At a meeting of the Charles Colson Task Force on Federal Corrections this week, AFGE Council of Prison Locals (CPL) President Eric Young testified passionately on behalf of the men and women working in our federal Bureau of Prisons (BOP). In his testimony, President Young explained the dire situation that many correctional officers face in their daily duties, citing the 10 to 1 inmate to correctional officer ratio as a dangerous environment for prison workers.
“Without more funding to bring our staffing levels up, we will continue to face dangerous situations that produce tragic consequences,” Young said.
Young’s testimony discussed the challenges facing the BOP, including understaffing, overcrowding, lack of self-defense equipment for correctional officers and prison staff, and the need for secure weapon storage on the way to and from work. Young also urged the Commission to support smarter sentencing reforms to help ease the problems facing our federal prisons, speaking from his firsthand experience as a correctional officer himself.

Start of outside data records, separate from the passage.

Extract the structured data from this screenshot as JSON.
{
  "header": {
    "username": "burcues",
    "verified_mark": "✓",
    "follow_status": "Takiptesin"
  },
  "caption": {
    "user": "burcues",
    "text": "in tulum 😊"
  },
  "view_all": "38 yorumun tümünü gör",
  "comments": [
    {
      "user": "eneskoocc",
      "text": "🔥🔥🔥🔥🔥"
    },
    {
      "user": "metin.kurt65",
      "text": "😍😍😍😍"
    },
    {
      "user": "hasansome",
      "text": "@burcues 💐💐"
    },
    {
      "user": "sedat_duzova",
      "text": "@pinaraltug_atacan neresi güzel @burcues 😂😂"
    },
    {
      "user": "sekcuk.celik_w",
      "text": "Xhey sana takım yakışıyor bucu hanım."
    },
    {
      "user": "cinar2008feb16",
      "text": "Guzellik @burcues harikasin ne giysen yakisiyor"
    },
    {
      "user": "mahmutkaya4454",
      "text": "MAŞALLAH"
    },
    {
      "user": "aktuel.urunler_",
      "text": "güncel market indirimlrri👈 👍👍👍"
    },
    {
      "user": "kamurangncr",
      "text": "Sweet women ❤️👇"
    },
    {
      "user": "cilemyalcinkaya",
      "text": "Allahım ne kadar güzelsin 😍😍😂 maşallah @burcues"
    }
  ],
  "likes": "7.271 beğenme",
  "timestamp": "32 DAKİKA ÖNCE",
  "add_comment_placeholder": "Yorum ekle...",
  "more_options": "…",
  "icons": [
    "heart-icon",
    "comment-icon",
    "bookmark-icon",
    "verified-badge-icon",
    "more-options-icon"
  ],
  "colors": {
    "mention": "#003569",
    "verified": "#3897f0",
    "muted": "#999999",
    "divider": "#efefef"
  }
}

As a correctional worker I know these issues firsthand,” Young said. “Crowding means fights or disturbances over phones, showers, televisions and basketball courts. The number of simple assaults by inmates on one another has increased steadily as the population has grown, in large measure due to the frustrations they experience… Our staff spend countless hours in these facilities right alongside the inmates and we suffer just as they do.”